Caregivers

Advice for Caregivers

Time is of the essence to help people with pancreatic cancer move from shock to a place where they are present in the decision making process of their care. This responsibility can often fall to the caregiver or loved ones and can be a very difficult dynamic to navigate. Caregivers face the possibility of emotional burnout that is exacerbated by the desire to control their environment in an attempt to cope with loss, fear, and feeling powerless. Being a caregiver can be a full time responsibility. We suggest you find time to focus on yourself, as well as the patient, so that you are healthy enough to care for the patient. Here are some suggestions for the caregiver:

Ask for help – Learn to ask for and accept offers of help. It is important to be able to ask friends, family, or professionals for some assistance. Our Patient Support Services are here for you.

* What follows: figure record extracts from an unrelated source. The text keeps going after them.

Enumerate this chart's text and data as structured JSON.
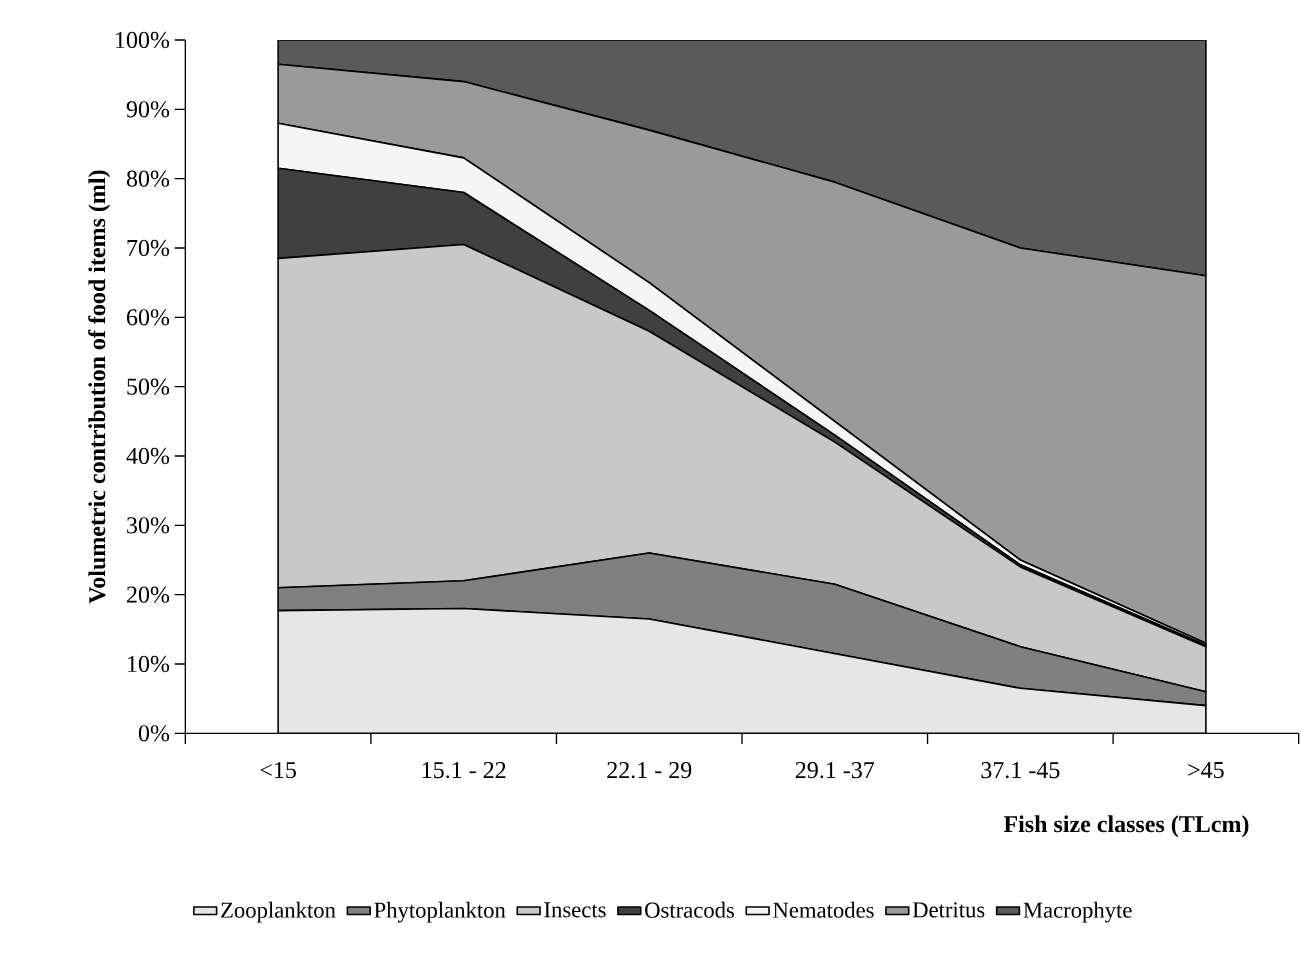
{
  "chart_data": {
    "type": "area",
    "stacked": true,
    "xlabel": "Fish size classes (TLcm)",
    "ylabel": "Volumetric contribution of food items (ml)",
    "categories": [
      "<15",
      "15.1 - 22",
      "22.1 - 29",
      "29.1 -37",
      "37.1 -45",
      ">45"
    ],
    "ylim": [
      0,
      100
    ],
    "yticks": [
      {
        "value": 0,
        "label": "0%"
      },
      {
        "value": 10,
        "label": "10%"
      },
      {
        "value": 20,
        "label": "20%"
      },
      {
        "value": 30,
        "label": "30%"
      },
      {
        "value": 40,
        "label": "40%"
      },
      {
        "value": 50,
        "label": "50%"
      },
      {
        "value": 60,
        "label": "60%"
      },
      {
        "value": 70,
        "label": "70%"
      },
      {
        "value": 80,
        "label": "80%"
      },
      {
        "value": 90,
        "label": "90%"
      },
      {
        "value": 100,
        "label": "100%"
      }
    ],
    "legend": "bottom",
    "grid": false,
    "series": [
      {
        "name": "Zooplankton",
        "color": "#e6e6e6",
        "values": [
          17.7,
          18,
          16.5,
          11.5,
          6.5,
          4
        ]
      },
      {
        "name": "Phytoplankton",
        "color": "#808080",
        "values": [
          3.3,
          4,
          9.5,
          10,
          6,
          2
        ]
      },
      {
        "name": "Insects",
        "color": "#c8c8c8",
        "values": [
          47.5,
          48.5,
          32,
          20.5,
          11.5,
          6.5
        ]
      },
      {
        "name": "Ostracods",
        "color": "#404040",
        "values": [
          13,
          7.5,
          3,
          1,
          0.3,
          0.2
        ]
      },
      {
        "name": "Nematodes",
        "color": "#f5f5f5",
        "values": [
          6.5,
          5,
          4,
          2,
          0.7,
          0.3
        ]
      },
      {
        "name": "Detritus",
        "color": "#9a9a9a",
        "values": [
          8.5,
          11,
          22,
          34.5,
          45,
          53
        ]
      },
      {
        "name": "Macrophyte",
        "color": "#5a5a5a",
        "values": [
          3.5,
          6,
          13,
          20.5,
          30,
          34
        ]
      }
    ]
  }
}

Find support – Talk with other caregivers, attend support groups, and most of all, know that you are not alone. Discuss, listen and learn from other caregivers and patients to understand both perspectives. Our Symposium Panel Discussion includes pancreatic cancer caregivers who share their experiences and what helped them maintain balance throughout.

Be the advocate – Keep records of side effects or other issues you want to share with the doctor between appointments, create a list of questions for the physician, research treatments and educate yourself on resources for the patient. Our Symptom Management Workbook was created specifically for helping keep you organized or consider a digital app.

Understand your rights – As a caregiver, you have rights. Be aware of the Family and Medical Leave Act and what you are entitled to through your work to take time off and care for a loved one.